接着跳入AverageMeter函数中:

class AverageMeter(object):
    """Computes and stores the average and current value"""
    def __init__(self):
        self.reset()

    def reset(self):
        self.val = 0
        self.avg = 0
        self.sum = 0
        self.count = 0

    def update(self, val, n=1):
        self.val = val
        self.sum += val * n
        self.count += n
        self.avg = self.sum / self.count

再跳入matric函数:三个参数默认为(85,false,false)。

class Metrics(object):
    def __init__(self, max_depth=85.0, disp=False, normal=False):
        self.rmse, self.mae = 0, 0
        self.num = 0
        self.disp = disp
        self.max_depth = max_depth
        self.min_disp = 1.0/max_depth
        self.normal = normal

    def calculate(self, prediction, gt):
        valid_mask = (gt > 0).detach()

        self.num = valid_mask.sum().item()
        prediction = prediction[valid_mask]
        gt = gt[valid_mask]

        if self.disp:
            prediction = torch.clamp(prediction, min=self.min_disp)
            prediction = 1./prediction
            gt = 1./gt
        if self.normal:
            prediction = prediction * self.max_depth
            gt = gt * self.max_depth
        prediction = torch.clamp(prediction, min=0, max=self.max_depth)#(min=0,max=1/85),input张量每个元素的夹紧到区间 [min,max][min,max],并返回结果到一个新张量

        abs_diff = (prediction - gt).abs()
        self.rmse = torch.sqrt(torch.mean(torch.pow(abs_diff, 2))).item()
        self.mae = abs_diff.mean().item()

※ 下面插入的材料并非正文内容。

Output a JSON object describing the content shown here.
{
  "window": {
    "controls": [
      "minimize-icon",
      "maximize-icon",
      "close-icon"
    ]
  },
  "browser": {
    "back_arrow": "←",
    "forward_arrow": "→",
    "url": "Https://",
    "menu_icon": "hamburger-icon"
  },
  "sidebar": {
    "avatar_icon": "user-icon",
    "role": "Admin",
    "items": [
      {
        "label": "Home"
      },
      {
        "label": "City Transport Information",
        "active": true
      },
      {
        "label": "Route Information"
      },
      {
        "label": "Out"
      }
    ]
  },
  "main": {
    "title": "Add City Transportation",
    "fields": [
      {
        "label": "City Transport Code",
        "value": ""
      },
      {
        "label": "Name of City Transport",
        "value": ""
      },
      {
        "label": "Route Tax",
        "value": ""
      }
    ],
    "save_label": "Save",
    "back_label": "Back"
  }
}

    def get_metric(self, metric_name):
        return self.__dict__[metric_name]

然后模型设置为train模式:
在一个epoch中遍历dataloader,将输入和gt输入到cuda中。将输入输送到model中,产生四个输出。然后将四个输出分别和gt计算损失。然后在赋予每个w一个权重。
在这里插入图片描述
在这里插入图片描述
接着损失进行更新,将loss和batch的值传入到losses中的update函数。
在这里插入图片描述
第一次更新,若batch=4:val = loss,sum = loss4, count = 4, avg=4loss/count 。那个avg就是loss,第二次sum = loss_14+loss_24,count=8,avg = loss_14+loss_24/8,总结为总损失除以总的batch数
在这里插入图片描述
接着计算metric_train。输入参数为prediction[:, 0:1].detach(), gt.detach()。对应维度为torch.Size([4, 1, 256, 1216])和(4,1,256,1216)。
计算调用metric的calcute函数:
valid_mask=(4,1,256,1216),由True和false组成,这里默认为true。
num=4x1x256x1216=1245184。
prediction相当于展开大小为1245184。
gt同理大小为1245184。
disp为false,跳过if语句。
norm默认不存在,跳过if语句。
clamp函数将prediction限制到0-85,然后计算预测值与真实值之间的差距。
rmse 和mae公式。
在这里插入图片描述
然后metric_train调用get_metric函数,我们返回metric_train的key:metric_name,对应的value。

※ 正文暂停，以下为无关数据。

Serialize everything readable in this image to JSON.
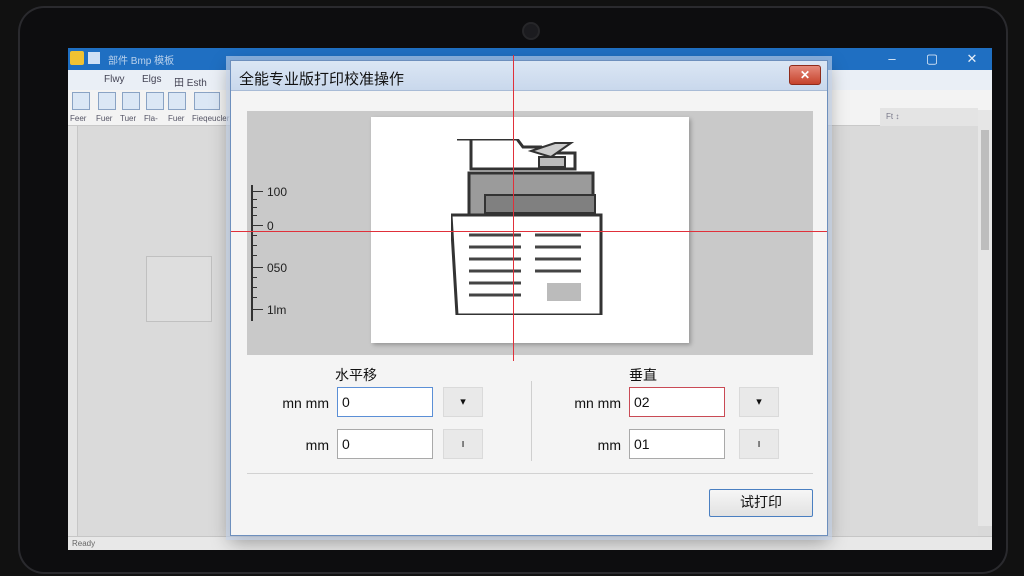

    def get_metric(self, metric_name):
        return self.__dict__[metric_name]

在上一步我们计算了metric_train,他是一个字典:
在这里插入图片描述
rmse对应的值就为0.408595,和metric_train的num=1245184一起作为参数的输入进update函数。生成了新的score_train。
在这里插入图片描述
同理生成新的score_train1,惟一的区别是两个评价指标一个是RMSE一个是MAE。
然后清空梯度,损失反向传播,优化器更新。
运行完一个epoch后输出:
训练集的RMSE,是score_train的平均值。
训练集的MAE,是score_train_1的平均值。
将验证集的valid_loader(验证集数据), model, criterion_lidar, criterion_rgb, criterion_local, criterion_guide, epoch输入进验证集的模型中。得到验证集三个输出:score_valid, score_valid_1, losses_valid
在这里插入图片描述
保存模型:

        if total_score < lowest_loss:

            to_save = True
            best_epoch = epoch+1
            lowest_loss = total_score
        save_checkpoint({
            'epoch': epoch + 1,
            'best epoch': best_epoch,
            'arch': args.mod,
            'state_dict': model.state_dict(),
            'loss': lowest_loss,
            'optimizer': optimizer.state_dict()}, to_save, epoch)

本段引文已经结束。